In describing Daraniyagala’s work, one is aware that any generalizations can be countered with exceptions. His “method” was relentless experimentation, a setting of challenges for himself, abrupt reversals. For example, in his painterly way he can be said characteristically to build up forms with brushstrokes and colours so that his painted works look very different from the outlined, linear forms that characterize, say, Keyt’s or Beling’s works. Yet Daraniyagala also will occasionally employ dark outlines with light figures, as in Girl with Iris or Girl with Telephone, or negative (white) outlines with dark figures (The Bride, Seated Figure, Girl).
One can ask whether there is anything specifically Sri Lankan about Daraniyagala’s work. His themes are largely universal ones – the human figure, especially women, mother and child, artist and model, and animals. There are no peraheras or Kandyan dancers, no local landscapes, no markets or fishermen in his paintings, and no echo of Sigiriya ladies or temple frescoes. His personal ascetic isolation is less that of a monk than of one type of legendary Western artist (typified by Piero di Cosimo, Gauguin, or Albert Pinkham Ryder) who forsakes the ties and pleasures that give life meaning for most of us – marriage, children, work in the world, a “social life” – and lives to paint. If anything, Daraniyagala’s figures have recognizably Sri Lankan body types, postures, and skin colouring (even, some might say, a “Pasyala look”) and he may occasionally show some local flora and fauna. But he is unique among 43 Group painters in his apparent lack of interest in depicting either traditional life, the national heritage, or the legends and themes of Asia.
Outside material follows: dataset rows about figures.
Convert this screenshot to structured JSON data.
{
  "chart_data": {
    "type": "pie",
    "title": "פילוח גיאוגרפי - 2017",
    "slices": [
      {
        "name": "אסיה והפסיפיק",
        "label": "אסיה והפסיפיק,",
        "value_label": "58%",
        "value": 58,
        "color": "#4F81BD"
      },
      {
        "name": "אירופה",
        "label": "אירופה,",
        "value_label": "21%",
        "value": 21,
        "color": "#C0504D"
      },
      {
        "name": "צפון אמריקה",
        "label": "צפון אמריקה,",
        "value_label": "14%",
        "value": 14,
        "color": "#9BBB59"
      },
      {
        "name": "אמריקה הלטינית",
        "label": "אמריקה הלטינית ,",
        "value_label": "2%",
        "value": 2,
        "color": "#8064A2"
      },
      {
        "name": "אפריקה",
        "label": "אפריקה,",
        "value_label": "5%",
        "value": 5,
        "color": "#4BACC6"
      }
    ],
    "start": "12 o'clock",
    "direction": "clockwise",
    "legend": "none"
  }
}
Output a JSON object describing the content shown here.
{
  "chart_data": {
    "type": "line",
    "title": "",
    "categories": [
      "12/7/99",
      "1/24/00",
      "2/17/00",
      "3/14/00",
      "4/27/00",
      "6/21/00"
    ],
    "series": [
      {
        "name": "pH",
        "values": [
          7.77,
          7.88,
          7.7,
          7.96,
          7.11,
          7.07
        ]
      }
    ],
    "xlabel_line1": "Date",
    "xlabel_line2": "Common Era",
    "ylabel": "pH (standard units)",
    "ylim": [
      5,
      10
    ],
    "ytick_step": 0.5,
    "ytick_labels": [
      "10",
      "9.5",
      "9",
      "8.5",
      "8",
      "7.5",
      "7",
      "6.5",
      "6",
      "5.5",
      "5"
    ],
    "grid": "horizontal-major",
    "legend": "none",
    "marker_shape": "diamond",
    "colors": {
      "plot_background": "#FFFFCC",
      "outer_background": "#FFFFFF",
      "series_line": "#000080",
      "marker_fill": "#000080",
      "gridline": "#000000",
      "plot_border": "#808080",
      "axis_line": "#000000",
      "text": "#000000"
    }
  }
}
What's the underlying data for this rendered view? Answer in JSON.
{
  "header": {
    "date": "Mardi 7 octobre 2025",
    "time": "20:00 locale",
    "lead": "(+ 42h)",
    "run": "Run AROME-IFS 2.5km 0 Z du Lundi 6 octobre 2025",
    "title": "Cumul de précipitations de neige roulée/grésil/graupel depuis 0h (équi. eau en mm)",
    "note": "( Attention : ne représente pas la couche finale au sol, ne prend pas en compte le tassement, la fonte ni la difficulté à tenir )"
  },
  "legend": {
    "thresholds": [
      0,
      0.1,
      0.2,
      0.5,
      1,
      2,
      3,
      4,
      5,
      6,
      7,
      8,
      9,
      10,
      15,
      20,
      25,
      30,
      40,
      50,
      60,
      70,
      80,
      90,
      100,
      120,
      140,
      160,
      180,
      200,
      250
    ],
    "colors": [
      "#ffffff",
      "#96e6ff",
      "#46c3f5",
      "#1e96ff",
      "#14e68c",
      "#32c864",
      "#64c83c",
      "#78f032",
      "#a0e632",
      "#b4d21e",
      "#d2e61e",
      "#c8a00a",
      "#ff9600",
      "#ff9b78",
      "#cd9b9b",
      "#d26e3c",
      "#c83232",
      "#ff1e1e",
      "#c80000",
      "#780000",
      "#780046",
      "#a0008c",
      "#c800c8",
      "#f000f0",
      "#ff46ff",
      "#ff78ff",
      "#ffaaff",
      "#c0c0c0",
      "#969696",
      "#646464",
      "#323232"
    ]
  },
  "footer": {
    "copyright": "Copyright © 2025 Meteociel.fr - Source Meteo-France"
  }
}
I have heard people speak of “profound humanity” in Daraniyagala’s work, something I have to say I do not find, at least not very often or in the way in which I think the words are meant. (Although his most humanly-convincing portrayals are of children). In the drawings I detect an excited, inquisitive, and exceptionally skillful eye and hand at work; in the paintings I find the curiosity of the intellectual to see what comes and the quest of the pure modern artist to bring forth from nothing, something.
I do not mean to suggest that his works are not deeply moving – on the contrary. But whatever depths his art touches seem to me to be of the same kind that great music touches – not depicted incidents or even emotions in the usual sense of that word (such as compassion or courage or outrage or lust or tenderness) but rather as it were the indescribable felt interior embodiedness of incidents and feelings – their weight, or contrast, or contour, their ease or difficulty, their greatness or smallness, roughness or smoothness, their surge and swelling. Preverbal and interior, these are what we respond to in the journey Daraniyagala’s canvases take us on.
To me it is a measure of Daraniyagala’s greatness, and even more of his modernity, that his paintings do not have to tell a story or depict an incident to engage the viewer. They individually become their own world (as does, on another level, his oeuvre), a record of an exploration or of a growing to maturity of that elusive modern Western phenomenon that before it is anything else is “(a work of) art,” to be responded to in kind.